Русская линия
Победа.Ru Мария Жукова11.05.2004 

Сокровенная жизнь души
Маршал Георгий Жуков — воспоминания дочери

В этой книге, написанной дочерью Маршала Советского Союза Г. К. Жукова Марией Георгиевной, рассказывается об удивительном духовном мире полководца, в труднейших для православных христиан условиях советского времени сохранившего не только воинские, но и духовные традиции своих великих предшественников — А. В. Суворова, М. И. Кутузова, Ф. Ф. Ушакова.

Часть 1, Часть 2
Часть 3
Часть 4

Часть 5

Все, о чем я рассказываю, лишь штрихи к портрету отца. Мне кажется, что этот портрет станет объемнее, если сказать несколько слов о том, каков был маршал Победы в повседневной жизни.

Отец так любил народные песни «Ах вы сени, мои сени», «Когда б имел златые горы», «По диким степям Забайкалья» и другие. Помню, как он пел с гостями «Степь да степь кругом». А мне, девочке, представлялось, как же холодно и страшно было ямщику замерзать в степи, как будто видела его, снимающего перед смертью с пальца обручальное кольцо. Песня была необходима для души папы в определенные моменты жизни. Она была как молитва… И от дедов к отцам, от отцов к сыновьям эта песня идет по наследству, — поется в «Дубинушке». Так пел любимый отцом Федор Иванович Шаляпин. Но как же нарушился сегодня вековой уклад русской жизни, оборвалась эта ниточка, что связывала поколения людей.

Говоря о русской песне, которую так любил отец, нельзя не вспомнить добрым словом знаменитую Лидию Русланову, с которой он дружил. Это она первая назвала Жукова Георгием Победоносцем. А позже она и ее муж, генерал Крюков, тяжко расплатились за дружбу с Жуковым и преданность ему: оба прошли заключение.

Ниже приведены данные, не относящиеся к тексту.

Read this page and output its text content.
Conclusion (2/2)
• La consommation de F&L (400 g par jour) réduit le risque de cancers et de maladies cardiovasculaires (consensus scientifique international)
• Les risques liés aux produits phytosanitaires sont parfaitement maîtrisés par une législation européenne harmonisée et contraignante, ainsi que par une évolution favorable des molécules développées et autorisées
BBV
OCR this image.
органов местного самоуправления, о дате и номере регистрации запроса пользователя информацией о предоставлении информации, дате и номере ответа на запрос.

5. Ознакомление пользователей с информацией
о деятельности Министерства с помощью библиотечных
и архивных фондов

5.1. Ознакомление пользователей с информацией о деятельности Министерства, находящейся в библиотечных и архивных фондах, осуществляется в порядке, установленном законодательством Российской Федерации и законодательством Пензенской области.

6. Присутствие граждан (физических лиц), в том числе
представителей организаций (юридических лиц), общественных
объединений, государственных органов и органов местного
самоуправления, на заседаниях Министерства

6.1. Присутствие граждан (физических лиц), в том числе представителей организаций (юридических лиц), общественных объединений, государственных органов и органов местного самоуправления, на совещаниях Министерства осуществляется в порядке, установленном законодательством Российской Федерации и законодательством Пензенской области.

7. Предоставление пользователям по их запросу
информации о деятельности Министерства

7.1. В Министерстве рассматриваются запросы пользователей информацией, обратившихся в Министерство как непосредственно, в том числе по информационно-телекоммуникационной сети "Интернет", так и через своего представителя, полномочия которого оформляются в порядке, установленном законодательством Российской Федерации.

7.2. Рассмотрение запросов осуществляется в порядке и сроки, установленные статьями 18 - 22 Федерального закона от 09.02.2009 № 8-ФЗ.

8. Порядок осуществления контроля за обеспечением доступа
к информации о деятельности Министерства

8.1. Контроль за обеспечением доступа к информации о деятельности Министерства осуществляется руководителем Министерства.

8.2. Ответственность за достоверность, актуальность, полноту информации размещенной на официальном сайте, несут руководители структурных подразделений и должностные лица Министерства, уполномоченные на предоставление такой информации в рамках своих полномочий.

У отца были хорошие голос и слух, он подыгрывал себе на баяне, выучившись во время войны у солдата, служившего в его охране. По некоторым данным дядя его Михаил Артемьевич Пилихин, у которого жил и учился скорняжному делу отец, был регентом находившейся рядом церкви Воскресения Словущего на Успенском вражке, дружил с Н.С.Головановым, руководителем синодального хора, который пел на службах в Успенском соборе Кремля и в Храме Христа Спасителя.

В годы учебы в Москве отец бывал в Успенском соборе и в Храме Христа Спасителя и слушал знаменитого архидиакона Константина Розова. Впечатление было настолько сильным, что отец в конце жизни вспоминал, что голос у него был, как иерихонская труба!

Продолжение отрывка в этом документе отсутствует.